Sie betont zudem die Wichtigkeit der Kreislaufwirtschaft. Außerdem müsse das Augenmerk auf Branchen und Bereichen liegen, in denen der größte Beitrag zur Verwirklichung der Klimaziele geleistet werden kann. Dabei gehe es vor allem um die energieintensiven Industriezweige, große Industriecluster sowie die zugehörigen Produktionsketten.

 

Europäische digitale Identität

Die EU-Vorschriften über elektronische Identifizierung und, i.d.R. entgeltliche, elektronische (Vertrauens-)Dienste für elektronische Transaktionen im Binnenmarkt (eIDAS-Verordnung) aus dem Jahr 2014 zielen darauf ab, nationale elektronische Identifizierungssysteme europaweit interoperabel zu machen, um den Zugang zu Online-Diensten zu erleichtern. In der EU-Digitalstrategie "Die digitale Zukunft Europas gestalten" hat die EU-Kommission angekündigt, die eIDAS-Verordnung zu überarbeiten, um ihre Wirksamkeit zu verbessern, ihre Anwendung auf den privaten Sektor auszuweiten und vertrauenswürdige digitale Identitäten („EUid-Brieftaschen“, mit denen auch amtliche Dokumente ausgetauscht und einzelne persönliche Merkmale wie das Alter nachgewiesen werden können) für alle Europäer zu fördern. Mit ihrem Vorschlag für eine Verordnung zur Änderung von Verordnung (EU) Nr. 910/2014, die auf dem Gesetz über digitale Märkte aufbaut und einem angemessenen Sicherheitsniveau bei elektronischen Identifizierungsmitteln dient, sollen unter anderem eine grenzübergreifende Reichweite ermöglicht und die Belange des Schutzes der Privatsphäre und Daten bei der Nutzung von Anwendungen behandelt werden, die nicht unter die eIDAS-Verordnung fallen wie Identitätslösungen der sozialen Medien oder Finanzinstitute. Außerdem sollen Mindestanforderungen an Sicherheit und Haftung für die Anbieter von Website-Authentifizierungsdiensten festgelegt werden.
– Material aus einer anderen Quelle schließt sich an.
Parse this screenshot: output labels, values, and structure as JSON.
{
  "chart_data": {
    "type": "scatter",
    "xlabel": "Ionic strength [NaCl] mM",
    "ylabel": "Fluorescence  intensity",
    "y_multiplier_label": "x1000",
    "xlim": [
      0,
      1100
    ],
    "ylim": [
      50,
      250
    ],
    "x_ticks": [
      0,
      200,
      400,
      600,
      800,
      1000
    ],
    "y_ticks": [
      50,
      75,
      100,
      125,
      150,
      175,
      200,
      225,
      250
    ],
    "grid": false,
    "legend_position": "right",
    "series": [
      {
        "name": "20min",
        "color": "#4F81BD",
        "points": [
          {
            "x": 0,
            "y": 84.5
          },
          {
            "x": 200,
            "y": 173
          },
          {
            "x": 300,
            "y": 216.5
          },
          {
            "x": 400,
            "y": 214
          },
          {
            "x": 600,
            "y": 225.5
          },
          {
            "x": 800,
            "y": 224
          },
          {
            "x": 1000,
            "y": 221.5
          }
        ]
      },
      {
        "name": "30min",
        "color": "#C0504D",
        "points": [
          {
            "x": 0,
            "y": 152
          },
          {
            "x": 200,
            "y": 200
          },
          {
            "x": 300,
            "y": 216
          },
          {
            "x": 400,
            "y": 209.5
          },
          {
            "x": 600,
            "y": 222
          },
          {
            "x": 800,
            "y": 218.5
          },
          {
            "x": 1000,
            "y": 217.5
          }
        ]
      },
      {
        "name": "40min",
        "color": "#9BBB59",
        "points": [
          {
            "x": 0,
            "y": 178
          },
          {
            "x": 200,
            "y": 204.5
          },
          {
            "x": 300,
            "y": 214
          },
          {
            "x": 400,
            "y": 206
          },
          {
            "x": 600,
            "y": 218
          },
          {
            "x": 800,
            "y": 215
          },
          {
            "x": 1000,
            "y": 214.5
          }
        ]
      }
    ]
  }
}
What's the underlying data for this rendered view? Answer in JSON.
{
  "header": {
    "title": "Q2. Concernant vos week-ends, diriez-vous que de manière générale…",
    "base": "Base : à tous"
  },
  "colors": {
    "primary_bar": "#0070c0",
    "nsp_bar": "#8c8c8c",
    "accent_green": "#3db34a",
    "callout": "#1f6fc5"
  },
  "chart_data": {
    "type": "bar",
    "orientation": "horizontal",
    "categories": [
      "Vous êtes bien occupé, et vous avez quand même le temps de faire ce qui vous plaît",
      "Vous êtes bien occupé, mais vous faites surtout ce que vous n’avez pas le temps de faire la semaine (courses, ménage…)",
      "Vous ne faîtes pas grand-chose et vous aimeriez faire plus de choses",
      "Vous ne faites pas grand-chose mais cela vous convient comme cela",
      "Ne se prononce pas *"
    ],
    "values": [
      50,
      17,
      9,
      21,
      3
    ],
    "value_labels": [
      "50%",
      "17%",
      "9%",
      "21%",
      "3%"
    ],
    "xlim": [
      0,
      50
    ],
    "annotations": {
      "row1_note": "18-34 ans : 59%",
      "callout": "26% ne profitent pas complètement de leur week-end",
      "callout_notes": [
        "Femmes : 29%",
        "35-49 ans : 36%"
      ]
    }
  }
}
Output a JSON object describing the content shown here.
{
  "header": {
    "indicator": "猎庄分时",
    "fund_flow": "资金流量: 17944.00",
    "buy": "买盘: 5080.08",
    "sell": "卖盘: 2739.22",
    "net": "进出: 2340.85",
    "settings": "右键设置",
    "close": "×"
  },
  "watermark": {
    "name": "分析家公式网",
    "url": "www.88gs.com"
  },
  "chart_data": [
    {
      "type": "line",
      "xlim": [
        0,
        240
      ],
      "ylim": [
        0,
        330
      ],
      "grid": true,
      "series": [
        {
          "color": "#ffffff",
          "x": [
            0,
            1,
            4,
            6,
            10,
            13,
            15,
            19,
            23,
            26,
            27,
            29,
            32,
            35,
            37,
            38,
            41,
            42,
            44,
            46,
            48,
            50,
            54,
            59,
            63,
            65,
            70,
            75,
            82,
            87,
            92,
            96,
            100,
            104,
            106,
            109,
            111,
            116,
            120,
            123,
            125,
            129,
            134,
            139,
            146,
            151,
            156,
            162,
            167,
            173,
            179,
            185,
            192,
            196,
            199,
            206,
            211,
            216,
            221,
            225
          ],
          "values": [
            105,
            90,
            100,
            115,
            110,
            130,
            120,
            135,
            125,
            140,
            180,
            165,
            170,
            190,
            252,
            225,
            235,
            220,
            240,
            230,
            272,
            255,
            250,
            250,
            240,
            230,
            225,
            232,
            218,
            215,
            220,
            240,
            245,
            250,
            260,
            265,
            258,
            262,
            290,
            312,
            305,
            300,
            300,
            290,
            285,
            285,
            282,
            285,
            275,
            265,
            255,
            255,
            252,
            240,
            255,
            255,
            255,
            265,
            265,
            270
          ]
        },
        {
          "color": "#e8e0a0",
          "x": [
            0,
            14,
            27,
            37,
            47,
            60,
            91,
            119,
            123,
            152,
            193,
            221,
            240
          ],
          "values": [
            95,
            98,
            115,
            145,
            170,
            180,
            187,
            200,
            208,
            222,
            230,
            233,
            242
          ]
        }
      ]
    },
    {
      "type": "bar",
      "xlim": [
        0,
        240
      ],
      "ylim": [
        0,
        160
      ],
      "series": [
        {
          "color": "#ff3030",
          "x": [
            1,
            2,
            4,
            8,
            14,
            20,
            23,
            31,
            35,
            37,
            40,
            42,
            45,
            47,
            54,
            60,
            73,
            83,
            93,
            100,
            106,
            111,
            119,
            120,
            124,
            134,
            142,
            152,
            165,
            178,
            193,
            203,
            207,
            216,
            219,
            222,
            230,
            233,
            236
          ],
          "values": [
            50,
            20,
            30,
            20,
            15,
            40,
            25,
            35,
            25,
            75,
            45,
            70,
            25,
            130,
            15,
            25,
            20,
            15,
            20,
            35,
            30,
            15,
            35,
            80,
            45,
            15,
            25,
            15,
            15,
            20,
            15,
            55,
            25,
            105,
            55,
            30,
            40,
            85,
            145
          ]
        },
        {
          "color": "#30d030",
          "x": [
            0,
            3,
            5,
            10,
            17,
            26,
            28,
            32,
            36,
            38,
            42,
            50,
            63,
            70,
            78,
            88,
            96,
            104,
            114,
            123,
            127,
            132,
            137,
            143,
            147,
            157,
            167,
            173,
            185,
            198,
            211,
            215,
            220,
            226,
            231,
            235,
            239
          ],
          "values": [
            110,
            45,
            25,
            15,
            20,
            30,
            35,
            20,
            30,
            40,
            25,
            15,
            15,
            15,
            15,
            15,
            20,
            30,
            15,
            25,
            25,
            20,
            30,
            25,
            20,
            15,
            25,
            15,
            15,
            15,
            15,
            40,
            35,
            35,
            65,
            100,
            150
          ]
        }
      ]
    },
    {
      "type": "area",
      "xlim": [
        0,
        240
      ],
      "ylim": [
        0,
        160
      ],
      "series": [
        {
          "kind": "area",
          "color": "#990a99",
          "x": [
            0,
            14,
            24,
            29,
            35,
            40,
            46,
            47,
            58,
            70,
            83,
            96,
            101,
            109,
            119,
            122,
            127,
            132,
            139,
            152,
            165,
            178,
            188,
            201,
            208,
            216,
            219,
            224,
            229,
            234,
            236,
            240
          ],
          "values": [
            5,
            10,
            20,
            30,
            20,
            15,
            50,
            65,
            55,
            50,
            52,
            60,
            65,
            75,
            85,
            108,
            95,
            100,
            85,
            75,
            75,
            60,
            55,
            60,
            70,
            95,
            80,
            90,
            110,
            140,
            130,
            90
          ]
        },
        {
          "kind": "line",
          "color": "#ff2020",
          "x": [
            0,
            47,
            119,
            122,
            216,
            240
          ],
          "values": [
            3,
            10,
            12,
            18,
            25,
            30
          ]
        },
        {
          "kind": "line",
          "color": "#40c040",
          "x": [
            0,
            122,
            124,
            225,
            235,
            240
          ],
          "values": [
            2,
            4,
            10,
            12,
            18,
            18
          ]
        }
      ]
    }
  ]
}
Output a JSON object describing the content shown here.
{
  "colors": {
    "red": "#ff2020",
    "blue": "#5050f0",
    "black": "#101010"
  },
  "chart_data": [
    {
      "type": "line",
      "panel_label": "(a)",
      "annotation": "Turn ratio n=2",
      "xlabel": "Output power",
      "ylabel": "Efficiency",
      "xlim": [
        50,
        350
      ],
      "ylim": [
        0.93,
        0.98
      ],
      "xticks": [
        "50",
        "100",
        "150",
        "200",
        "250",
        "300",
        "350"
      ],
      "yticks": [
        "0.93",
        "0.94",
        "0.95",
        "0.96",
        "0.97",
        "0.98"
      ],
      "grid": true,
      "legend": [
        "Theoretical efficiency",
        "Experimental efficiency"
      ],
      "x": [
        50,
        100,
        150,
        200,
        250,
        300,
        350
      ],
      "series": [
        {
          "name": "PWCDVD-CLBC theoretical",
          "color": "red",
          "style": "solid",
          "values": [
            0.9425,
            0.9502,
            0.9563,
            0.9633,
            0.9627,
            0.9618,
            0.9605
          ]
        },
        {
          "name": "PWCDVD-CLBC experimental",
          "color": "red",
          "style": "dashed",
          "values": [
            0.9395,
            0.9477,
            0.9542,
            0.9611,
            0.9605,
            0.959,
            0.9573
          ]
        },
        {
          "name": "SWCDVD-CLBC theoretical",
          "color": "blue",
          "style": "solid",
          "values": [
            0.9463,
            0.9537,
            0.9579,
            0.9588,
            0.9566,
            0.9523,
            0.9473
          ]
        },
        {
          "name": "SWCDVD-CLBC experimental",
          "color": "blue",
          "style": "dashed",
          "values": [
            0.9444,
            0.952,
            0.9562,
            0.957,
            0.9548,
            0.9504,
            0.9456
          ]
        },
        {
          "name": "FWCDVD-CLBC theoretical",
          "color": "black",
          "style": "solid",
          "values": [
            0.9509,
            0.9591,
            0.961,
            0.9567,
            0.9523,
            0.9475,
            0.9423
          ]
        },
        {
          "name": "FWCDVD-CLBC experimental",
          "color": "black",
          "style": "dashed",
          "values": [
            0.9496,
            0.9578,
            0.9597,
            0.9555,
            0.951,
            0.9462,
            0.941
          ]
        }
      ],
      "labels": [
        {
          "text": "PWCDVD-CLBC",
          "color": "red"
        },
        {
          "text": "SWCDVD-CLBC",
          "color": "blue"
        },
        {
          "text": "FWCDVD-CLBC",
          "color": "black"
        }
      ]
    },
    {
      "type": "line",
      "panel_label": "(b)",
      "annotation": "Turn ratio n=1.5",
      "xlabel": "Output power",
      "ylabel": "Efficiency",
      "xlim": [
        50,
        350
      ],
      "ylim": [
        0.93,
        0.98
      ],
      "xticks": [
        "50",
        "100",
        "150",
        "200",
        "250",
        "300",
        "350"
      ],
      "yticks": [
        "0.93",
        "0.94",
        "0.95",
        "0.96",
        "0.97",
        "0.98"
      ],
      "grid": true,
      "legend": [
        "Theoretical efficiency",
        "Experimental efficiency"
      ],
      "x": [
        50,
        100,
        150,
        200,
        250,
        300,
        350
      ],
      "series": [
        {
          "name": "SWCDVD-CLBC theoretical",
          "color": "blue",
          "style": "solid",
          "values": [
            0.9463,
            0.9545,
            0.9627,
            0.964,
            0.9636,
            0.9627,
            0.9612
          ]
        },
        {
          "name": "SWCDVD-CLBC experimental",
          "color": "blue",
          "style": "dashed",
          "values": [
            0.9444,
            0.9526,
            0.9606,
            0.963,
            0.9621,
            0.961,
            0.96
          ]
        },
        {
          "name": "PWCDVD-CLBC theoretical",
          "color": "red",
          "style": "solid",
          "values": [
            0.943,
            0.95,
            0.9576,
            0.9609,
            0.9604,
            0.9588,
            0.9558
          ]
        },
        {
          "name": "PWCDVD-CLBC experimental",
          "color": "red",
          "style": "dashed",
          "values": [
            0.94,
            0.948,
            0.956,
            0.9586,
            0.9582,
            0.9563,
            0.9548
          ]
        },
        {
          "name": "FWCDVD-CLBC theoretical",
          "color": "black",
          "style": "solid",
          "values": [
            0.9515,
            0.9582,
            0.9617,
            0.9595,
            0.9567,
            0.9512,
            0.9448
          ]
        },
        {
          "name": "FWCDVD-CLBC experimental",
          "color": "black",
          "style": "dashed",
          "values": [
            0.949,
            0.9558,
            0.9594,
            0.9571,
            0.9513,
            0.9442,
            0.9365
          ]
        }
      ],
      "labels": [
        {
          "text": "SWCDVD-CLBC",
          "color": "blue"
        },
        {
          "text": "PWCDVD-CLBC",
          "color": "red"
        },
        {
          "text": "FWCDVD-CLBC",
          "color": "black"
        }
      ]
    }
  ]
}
Der Verordnungsvorschlag bezieht sich auch auf andere elektronische „Vertrauensdienste“ wie Signaturen, Siegel, Zeitstempel, Einschreiben, Bescheinigungen in elektronischer Form sowie die elektronische Archivierung und elektronische Vorgangsregister.

Der Europäische Ausschuss der Regionen setzt sich in seinem Stellungnahmeentwurf unter anderem dafür ein, dass die Frist, bis zu der die EU-Mitgliedstaaten eine EUid-Brieftasche ausgeben müssen, vor dem Hintergrund der Cybersicherheit um 12 Monate (auf zwei Jahre) verlängert wird. Der Stellungnahmeentwurf befürwortet eine Nutzung der EUid-Brieftasche auch außerhalb der EU und spricht sich zudem dafür aus, dass Pseudonyme bei der Nutzung in sozialen Netzwerken nicht untersagt werden.